Tática é passível de punição, diz ANS

A ANS afirmou que o ingresso em um plano coletivo por adesão sem que o contratante seja membro daquela associação, sindicato ou entidade de classe, é passível de punição à operadora. A operadora responsável será multada em 50.000 reais por cada caso descoberto. A agência destacou que o maior crescimento havido entre os planos de saúde foi o dos coletivos empresariais e que isso tem relação com o maior número de pessoas empregadas ou empreendedoras no país.

A agência afirmou por nota que atua para reduzir a possibilidade de reajustes abusivos aos planos de empresas com menor número de funcionários e que não dispõem do mesmo poder de negociação de uma empresa de maior porte. “A ANS exige desde 2013 que todas as 535 operadoras com contratos coletivos com até 30 pessoas no país os agrupem e apliquem a todos o mesmo percentual de reajuste. Foi nesse grupo, entretanto, que os aumentos chegaram a 73%, de acordo com o Idec. Esses planos com até 30 pessoas correspondem a 88% dos contratos coletivos existentes atualmente (3,3 milhões de pessoas). Neste ano, 144.000 das pessoas que tiveram reajuste maior de 20% no ano anterior tiveram um aumento menor que essa porcentagem agora.

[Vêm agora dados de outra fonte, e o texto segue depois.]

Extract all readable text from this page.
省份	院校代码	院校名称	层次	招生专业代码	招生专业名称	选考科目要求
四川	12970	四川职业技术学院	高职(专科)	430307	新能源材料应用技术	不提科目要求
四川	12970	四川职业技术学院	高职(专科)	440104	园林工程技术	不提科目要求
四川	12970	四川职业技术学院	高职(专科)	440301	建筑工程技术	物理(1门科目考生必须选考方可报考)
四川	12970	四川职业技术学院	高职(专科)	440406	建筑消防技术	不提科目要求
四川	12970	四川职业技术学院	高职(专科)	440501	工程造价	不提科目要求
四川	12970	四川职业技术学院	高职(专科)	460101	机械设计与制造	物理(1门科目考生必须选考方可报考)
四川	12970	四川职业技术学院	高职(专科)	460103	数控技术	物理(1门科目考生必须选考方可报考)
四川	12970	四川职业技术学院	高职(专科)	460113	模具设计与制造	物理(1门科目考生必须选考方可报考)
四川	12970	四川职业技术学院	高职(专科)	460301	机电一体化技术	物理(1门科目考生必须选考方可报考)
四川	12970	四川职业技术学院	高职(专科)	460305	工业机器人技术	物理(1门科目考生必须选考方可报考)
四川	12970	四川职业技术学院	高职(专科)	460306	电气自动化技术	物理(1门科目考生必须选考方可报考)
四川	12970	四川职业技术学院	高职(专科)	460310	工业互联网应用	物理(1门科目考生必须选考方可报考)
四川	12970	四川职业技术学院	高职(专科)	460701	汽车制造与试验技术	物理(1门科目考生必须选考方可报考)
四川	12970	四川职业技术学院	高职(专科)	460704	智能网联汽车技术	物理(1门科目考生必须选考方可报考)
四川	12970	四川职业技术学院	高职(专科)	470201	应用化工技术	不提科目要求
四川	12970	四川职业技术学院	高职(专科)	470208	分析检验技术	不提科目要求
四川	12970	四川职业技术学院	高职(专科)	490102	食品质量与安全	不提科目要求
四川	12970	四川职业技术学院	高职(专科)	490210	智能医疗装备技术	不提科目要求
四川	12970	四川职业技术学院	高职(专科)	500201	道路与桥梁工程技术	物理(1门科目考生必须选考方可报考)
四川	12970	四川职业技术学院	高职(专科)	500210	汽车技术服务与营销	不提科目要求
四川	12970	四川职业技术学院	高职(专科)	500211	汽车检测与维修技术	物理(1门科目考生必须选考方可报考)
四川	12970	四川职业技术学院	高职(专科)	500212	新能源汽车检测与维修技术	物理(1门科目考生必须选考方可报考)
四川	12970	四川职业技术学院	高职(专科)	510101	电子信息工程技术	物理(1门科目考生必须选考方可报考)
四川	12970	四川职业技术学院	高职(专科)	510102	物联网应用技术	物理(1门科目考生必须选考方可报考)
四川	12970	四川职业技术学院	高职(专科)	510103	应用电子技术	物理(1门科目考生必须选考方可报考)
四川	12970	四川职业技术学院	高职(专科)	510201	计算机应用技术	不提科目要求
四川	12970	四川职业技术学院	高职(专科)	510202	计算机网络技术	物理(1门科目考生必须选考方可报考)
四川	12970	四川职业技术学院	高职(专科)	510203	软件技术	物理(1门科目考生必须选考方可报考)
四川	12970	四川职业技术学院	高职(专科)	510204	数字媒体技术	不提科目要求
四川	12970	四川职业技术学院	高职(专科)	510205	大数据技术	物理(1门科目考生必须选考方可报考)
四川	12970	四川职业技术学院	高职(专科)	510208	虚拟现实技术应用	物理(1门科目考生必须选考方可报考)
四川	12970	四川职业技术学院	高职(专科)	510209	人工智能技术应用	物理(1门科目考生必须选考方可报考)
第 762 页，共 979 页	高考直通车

A ANS afirma ainda que caso a operadora esteja dificultando ou restringindo o atendimento de idosos estará desobedecendo ao Estatuto do Idoso, ao Código de Defesa do Consumidor, à Lei dos Planos de Saúde e a uma Súmula Normativa da ANS. Nesses casos, também poderá ser multada em 50.000 reais a cada infração verificada.

A Federação Nacional de Saúde Suplementar (FenaSaúde), que representa 27 das principais operadoras líderes do mercado, diz que suas associadas desconhecem práticas restritivas de comercialização de planos e não aprovam a conduta. “Cabe esclarecer que a legislação faculta que as operadoras comercializem ou não planos individuais, mas sem restrição de oferta por idade”, afirmou por meio de nota. A associação também afirma que o número de idosos com planos têm aumentado diante do processo de envelhecimento da população.